Такое далёкое будущее мало интересовало Александра, он думал о своём.

— Рассеются города, что же останется?

— Поселения-коммуны в несколько десятков, ну сотен человек каждое. Останутся коллективы, спаянные не только трудом, но и дружбой, общими интересами. Люди, которые, помимо высокого творчества и созидания, занимаются ещё и древними, милыми сердцу, такими увлекательными полезными делами! Охотой, рыбной ловлей, коллекционированием, садоводством. В таких коммунах каждый человек на виду: он знает каждого и каждый знает его. Коммуны — единение собратьев и содругов, в коммунах крылатые слова «один за всех и все — за одного» не лозунг, не мечта, а сама жизнь. В таком мире содружества люди преодолевают свои слабости, ведут себя достойно, если даже кто-то или что-то соблазняет их и сбивает с правильного пути. Таким миром правит не только личная свобода, но и общественная необходимость, и царит в нем не одно доверие, но и высокая ответственность. У нас нелёгкая, потруднее вашей, но зато такая интересная жизнь! Да ведь и у вас ростки духовного здоровья и новой морали пробиваются и крепнут прежде всего в предтечах коммун — в экспедиционных и студенческих отрядах, на зимовках, в молодёжных бригадах, разве не так?

— Так, — согласился Александр в раздумье. — Но что же получается, назад, к природе? Голый счастливый человек на первозданной земле? Вы думаете, земные чудаки не мечтали об этом? О «назад, к природе» написаны многие тома, но это же пустые мечты, утопии!
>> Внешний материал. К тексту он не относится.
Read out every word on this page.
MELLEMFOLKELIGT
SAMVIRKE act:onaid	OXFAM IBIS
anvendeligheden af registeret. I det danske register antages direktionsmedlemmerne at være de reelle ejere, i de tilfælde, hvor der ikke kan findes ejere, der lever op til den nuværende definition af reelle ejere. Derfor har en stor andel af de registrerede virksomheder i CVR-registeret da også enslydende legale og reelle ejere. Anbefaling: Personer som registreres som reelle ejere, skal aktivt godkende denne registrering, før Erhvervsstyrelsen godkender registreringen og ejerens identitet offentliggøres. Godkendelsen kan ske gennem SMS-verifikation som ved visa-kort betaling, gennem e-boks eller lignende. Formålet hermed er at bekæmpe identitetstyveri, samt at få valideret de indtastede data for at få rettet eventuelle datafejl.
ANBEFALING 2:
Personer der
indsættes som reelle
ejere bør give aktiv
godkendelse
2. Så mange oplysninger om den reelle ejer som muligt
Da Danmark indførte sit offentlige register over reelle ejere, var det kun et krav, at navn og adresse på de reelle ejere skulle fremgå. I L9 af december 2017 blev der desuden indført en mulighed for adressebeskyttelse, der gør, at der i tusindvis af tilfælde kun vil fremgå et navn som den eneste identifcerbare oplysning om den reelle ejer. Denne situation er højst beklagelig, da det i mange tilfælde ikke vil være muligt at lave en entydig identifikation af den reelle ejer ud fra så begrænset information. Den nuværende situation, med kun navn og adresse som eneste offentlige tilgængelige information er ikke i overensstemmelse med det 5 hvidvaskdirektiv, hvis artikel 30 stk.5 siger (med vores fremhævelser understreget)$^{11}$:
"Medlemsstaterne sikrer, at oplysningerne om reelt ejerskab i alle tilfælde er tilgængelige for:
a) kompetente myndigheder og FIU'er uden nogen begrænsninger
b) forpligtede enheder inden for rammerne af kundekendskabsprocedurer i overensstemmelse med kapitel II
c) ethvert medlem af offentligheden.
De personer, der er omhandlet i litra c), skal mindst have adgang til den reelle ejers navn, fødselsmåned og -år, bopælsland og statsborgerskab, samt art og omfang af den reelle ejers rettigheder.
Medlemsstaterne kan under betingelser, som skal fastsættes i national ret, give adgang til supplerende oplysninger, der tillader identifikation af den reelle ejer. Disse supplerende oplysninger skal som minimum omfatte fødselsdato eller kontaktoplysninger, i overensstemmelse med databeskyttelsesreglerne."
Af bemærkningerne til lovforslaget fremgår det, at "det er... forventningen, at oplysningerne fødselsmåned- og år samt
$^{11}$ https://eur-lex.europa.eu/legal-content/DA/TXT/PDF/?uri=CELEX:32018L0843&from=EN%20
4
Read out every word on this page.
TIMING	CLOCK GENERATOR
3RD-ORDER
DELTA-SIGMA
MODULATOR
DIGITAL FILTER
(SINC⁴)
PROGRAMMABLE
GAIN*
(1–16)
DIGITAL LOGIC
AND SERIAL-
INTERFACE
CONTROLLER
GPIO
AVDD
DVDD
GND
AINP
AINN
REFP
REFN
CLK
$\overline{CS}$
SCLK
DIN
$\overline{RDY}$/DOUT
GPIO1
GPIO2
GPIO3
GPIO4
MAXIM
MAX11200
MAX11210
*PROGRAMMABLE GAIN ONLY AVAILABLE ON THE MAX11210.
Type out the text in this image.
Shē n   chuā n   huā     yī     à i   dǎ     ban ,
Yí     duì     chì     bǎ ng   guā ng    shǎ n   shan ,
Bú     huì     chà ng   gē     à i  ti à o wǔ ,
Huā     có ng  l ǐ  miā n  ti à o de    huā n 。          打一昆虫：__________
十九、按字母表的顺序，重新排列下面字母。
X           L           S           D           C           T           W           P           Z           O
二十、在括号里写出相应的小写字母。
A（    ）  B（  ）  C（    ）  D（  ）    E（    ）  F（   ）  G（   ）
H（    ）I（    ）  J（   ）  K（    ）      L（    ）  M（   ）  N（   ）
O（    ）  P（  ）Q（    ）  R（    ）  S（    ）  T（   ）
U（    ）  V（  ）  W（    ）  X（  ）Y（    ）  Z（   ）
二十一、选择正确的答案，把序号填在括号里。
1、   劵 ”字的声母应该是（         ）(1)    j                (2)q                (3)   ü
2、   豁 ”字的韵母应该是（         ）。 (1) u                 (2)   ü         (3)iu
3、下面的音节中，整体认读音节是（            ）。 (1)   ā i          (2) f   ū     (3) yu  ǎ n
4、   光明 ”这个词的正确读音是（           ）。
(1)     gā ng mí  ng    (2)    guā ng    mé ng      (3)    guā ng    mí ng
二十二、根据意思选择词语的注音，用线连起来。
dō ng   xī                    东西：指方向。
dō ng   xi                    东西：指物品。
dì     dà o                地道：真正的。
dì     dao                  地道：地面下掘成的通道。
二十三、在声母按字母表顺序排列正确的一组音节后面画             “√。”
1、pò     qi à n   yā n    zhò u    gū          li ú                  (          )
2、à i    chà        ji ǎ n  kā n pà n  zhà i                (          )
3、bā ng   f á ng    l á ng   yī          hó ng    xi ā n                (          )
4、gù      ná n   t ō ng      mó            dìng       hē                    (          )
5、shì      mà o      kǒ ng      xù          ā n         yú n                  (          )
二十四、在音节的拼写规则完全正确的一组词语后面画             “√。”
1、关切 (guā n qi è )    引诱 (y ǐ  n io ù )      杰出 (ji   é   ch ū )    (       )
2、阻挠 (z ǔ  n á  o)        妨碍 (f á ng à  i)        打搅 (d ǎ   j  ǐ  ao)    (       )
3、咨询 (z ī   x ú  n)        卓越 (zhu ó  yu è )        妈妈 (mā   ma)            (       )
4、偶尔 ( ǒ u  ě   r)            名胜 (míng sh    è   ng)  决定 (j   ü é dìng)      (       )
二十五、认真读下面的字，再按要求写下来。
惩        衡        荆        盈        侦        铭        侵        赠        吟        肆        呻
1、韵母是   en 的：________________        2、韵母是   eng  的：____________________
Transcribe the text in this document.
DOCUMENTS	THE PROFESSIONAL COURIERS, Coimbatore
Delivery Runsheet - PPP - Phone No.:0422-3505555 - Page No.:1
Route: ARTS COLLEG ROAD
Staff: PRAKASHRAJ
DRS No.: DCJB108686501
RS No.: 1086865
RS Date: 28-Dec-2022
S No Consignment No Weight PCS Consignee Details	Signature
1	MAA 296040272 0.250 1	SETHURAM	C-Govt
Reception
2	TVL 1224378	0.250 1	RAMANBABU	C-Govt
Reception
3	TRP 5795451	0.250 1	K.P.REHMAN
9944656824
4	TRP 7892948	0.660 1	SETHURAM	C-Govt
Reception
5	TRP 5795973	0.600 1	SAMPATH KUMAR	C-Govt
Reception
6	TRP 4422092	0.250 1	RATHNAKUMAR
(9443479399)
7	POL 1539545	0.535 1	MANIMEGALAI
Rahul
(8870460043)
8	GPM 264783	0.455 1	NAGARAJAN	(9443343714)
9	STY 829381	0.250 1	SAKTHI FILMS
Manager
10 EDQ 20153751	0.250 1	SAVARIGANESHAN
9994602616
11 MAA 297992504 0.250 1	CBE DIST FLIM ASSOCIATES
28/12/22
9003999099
— Не назад, к природе, а вперёд, к природе, — с ноткой усталости в голосе поправила девушка, может быть, ей надоел сам разговор, может быть, утомила непонятливость Гирина. — Мы вернулись к природе, но мы отличаемся от первобытных охотников с каменными топорами так же резко, как этот охотник в эпоху своего господства отличался от диких зверей. — Серебряные глаза прямо взглянули на Александра. — Я одна могу сделать больше, чем целый земной город. Могу перебросить через реку мост, проложить в горах дорогу, построить дворец или океанский корабль.